Use the "status" object to determine batch progress. The batch has completed when
processed
is the same as requests
.
{
"next_token": "13835315192676945401741312",
"status": {
"requests": 500,
"processed": 223
},
"documents": [
{
"match_id": "5cbb3b15c8bee0f706239b45cb763fed",
"reference_id": "123",
"document": {
"person_id": "939010853",
"rules": ["name", "address"],
"score": 0.75,
"attributes": {
"person_id": "002293031973",
"family_id": "800047540468",
"first_name": "Joe",
"last_name": "Smith",
"city": "Seattle"
}
}
},
{
"match_id": "5f0b1070c3e4761cabf116bbed2b49c4",
"reference_id": "125",
"document": null
}
]
}
Scrolling Through Match Results
Each request returns up to 1,000 results.
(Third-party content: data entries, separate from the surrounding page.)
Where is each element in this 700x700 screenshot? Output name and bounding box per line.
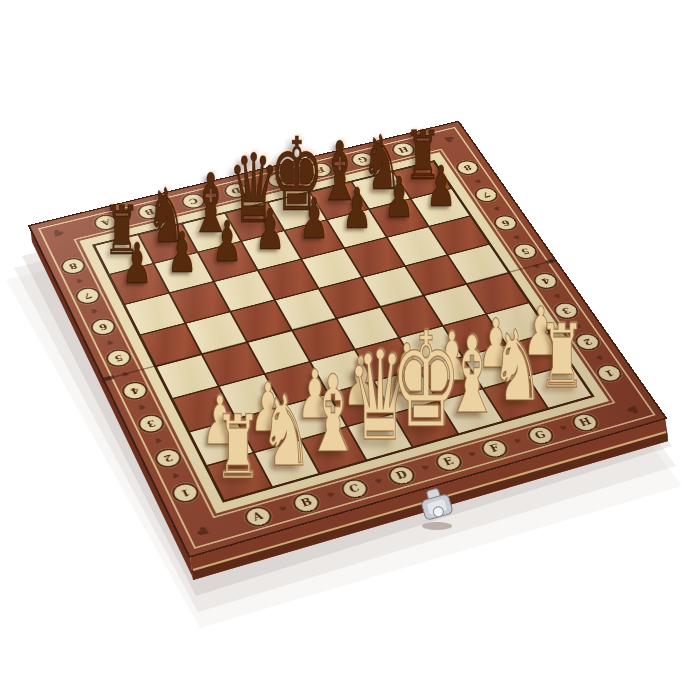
piece-white-pawn-d2: ♟ <box>340 348 381 416</box>
piece-white-pawn-h2: ♟ <box>520 298 561 366</box>
piece-black-pawn-f7: ♟ <box>340 181 374 237</box>
piece-black-bishop-f8: ♝ <box>315 131 364 213</box>
piece-black-pawn-g7: ♟ <box>383 170 417 226</box>
chess-set-photo: AA11♥♥♥♥BB22♥♥♥♥CC33♥♥♥♥DD44♥♥♥♥EE55♥♥♥♥… <box>0 0 700 700</box>
piece-white-queen-d1: ♛ <box>343 334 417 458</box>
piece-white-rook-h1: ♜ <box>535 313 588 401</box>
piece-white-king-e1: ♚ <box>387 314 466 446</box>
piece-black-rook-h8: ♜ <box>403 122 444 190</box>
piece-black-queen-d8: ♛ <box>225 141 282 236</box>
piece-white-pawn-b2: ♟ <box>247 374 288 442</box>
piece-white-knight-b1: ♞ <box>257 382 316 480</box>
piece-black-pawn-d7: ♟ <box>254 202 288 258</box>
piece-white-pawn-c2: ♟ <box>294 361 335 429</box>
piece-black-pawn-h7: ♟ <box>425 159 459 215</box>
piece-white-pawn-e2: ♟ <box>386 335 427 403</box>
piece-black-pawn-c7: ♟ <box>210 214 244 270</box>
piece-white-rook-a1: ♜ <box>212 404 265 492</box>
pieces-layer: ♜♞♝♛♚♝♞♜♟♟♟♟♟♟♟♟♟♟♟♟♟♟♟♟♜♞♝♛♚♝♞♜ <box>0 0 700 700</box>
piece-white-bishop-f1: ♝ <box>440 323 504 429</box>
piece-black-bishop-c8: ♝ <box>186 163 235 245</box>
piece-black-knight-b8: ♞ <box>144 179 189 254</box>
piece-black-pawn-e7: ♟ <box>297 191 331 247</box>
piece-black-pawn-b7: ♟ <box>165 225 199 281</box>
piece-black-king-e8: ♚ <box>266 125 327 227</box>
piece-white-bishop-c1: ♝ <box>302 362 366 468</box>
piece-white-pawn-a2: ♟ <box>200 387 241 455</box>
piece-white-knight-g1: ♞ <box>488 317 547 415</box>
piece-black-rook-a8: ♜ <box>102 197 143 265</box>
piece-black-knight-g8: ♞ <box>359 126 404 201</box>
piece-black-pawn-a7: ♟ <box>120 236 154 292</box>
piece-white-pawn-f2: ♟ <box>431 323 472 391</box>
piece-white-pawn-g2: ♟ <box>476 310 517 378</box>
To read the next set of results, use the next_token
from the previous request and append it to the request URL via the since
parameter:
curl https://qa.api.data-axle.com/v1/people/match/batch/:batch_id?since=13835315192676945401741312
Repeat this process until an empty list of documents
is returned. Store the final next_token
for use in future requests from the same batch:
{
"next_token": "13835315192676945401741312",
"status": {
"requests": 500,
"processed": 500
},
"documents": []
}
Bulk Match Parameters
Parameter | Description | Default |
identifiers | The set of fields that are used to find a match for your record. | |
required_rule_groups | The set of rules the result must have to match. We recommend doing this either at batch creation time or result time, not both. | |
filter | Reduce potential results with a filter. | |
limit | Return multiple results up to the given limit count. Max 400 of results. | 1 |
Bulk Match Result Parameters
Parameter | Description | Default |
fields | The fields that are returned with the matched document. This overrides any fields that were created with the batch. | All fields in the Data Dictionary |
include_labels | Get the labels for encoded fields. | false |
since | The token of the earliest result you would like to receive. | |
required_rule_groups | The set of rules the result must match. We recommend doing this either at batch creation time or result time, not both. | |
match_rule_groups_exactly | How required_rule_groups matches rules. We recommend doing this either at batch creation time or result time, not both. | false |
packages | Select packages of fields returned in the results. |
Bulk Match Result Response
The match result includes the following fields:
Field | Description |
next_token | The next token to use when requesting more results. |
documents | The documents that matched your identifiers. If there were no matches, this will be an null or an empty array if a limit is provided. |
status.requests | The count of requests in the batch. |
status.processed | The count of requests that have been processed. The batch is complete when this number equals the requests count. |
match_id | The ID of the match request. |
rules | The rule that provided the best match to your identifiers. |
score | The score of the match result. Use this to further filter your results. |
person_id | The ID of the matched record will be included in the match . |
attributes | The fields specified by fields in the request or those specified by your contract. |